The first time I had Marcona almonds was at the food tasting for my wedding. My husband and I got married at The Perot Museum of Nature and Science. We were the first couple to book a wedding before the museum even broke ground. The cost of the Perot as our venue was probably the lowest it will ever be since we were the first to book. I am sure it costs a fortune now that the museum is so popular. Back to the food. The caveat to having the wedding at the Perot is you have to use their caterer, who just happens to be Wolfgang Puck. Don’t get me wrong. The food was unbelievable. Hands down the best food I have ever had at a wedding. And I learned about Marcona almonds! What we lacked in paying to book the venue, we made up for in our food.
Marcona almonds were part of our wedding salad that had frisée and green apple. It was delicious. Marcona almonds are perfect for The Whole 30, Paleo diets and Low Carb/Ketogenic diets. Put a bowl out for guests as a pre-dinner snack, or serve on top of a salad at lunch. The possibilities are endless with these. The almonds are like little explosions of heaven.
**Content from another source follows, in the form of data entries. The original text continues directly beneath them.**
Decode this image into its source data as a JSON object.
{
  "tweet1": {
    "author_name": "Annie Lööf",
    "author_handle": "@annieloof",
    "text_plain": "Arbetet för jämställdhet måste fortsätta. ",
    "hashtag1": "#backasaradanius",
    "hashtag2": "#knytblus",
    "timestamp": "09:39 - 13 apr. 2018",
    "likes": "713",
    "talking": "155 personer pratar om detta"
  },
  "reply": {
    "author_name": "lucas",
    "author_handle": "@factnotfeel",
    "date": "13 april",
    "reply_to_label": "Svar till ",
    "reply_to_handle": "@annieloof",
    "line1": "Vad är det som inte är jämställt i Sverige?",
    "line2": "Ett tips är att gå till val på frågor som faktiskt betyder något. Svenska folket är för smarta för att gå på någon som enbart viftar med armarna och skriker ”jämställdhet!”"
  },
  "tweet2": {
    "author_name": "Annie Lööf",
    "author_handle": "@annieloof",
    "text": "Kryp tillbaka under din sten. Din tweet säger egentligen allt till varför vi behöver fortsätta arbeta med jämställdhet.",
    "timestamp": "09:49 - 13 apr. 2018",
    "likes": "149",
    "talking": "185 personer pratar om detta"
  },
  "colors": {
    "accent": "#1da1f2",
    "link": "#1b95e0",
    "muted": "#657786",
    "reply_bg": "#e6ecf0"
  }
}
They are generally softer and “wetter” than a typical California almond. They are fried in olive oil and sprinkled with salt. Just look at that delicious sea salt. I can find them at my local HEB, but you might have to go to a specialty food or cheese shop to find them.
We rarely have Marcona almonds in the house unless we plan on eating them right away. They are like crack. I will literally eat a pound of these in one sitting. Ridiculous I know, but they are so good. I plan on making a Marcona almond butter, so be on the lookout for a recipe soon. Apples, Spanish cheeses (think Manchego and Mahón), dark chocolate and incorporating with a charcuterie board are excellent pairings for these almonds.
I hope you give these tasty morsels a try. Do you like Marcona almonds as much as I do? Do you have any great recipes that feature these almonds?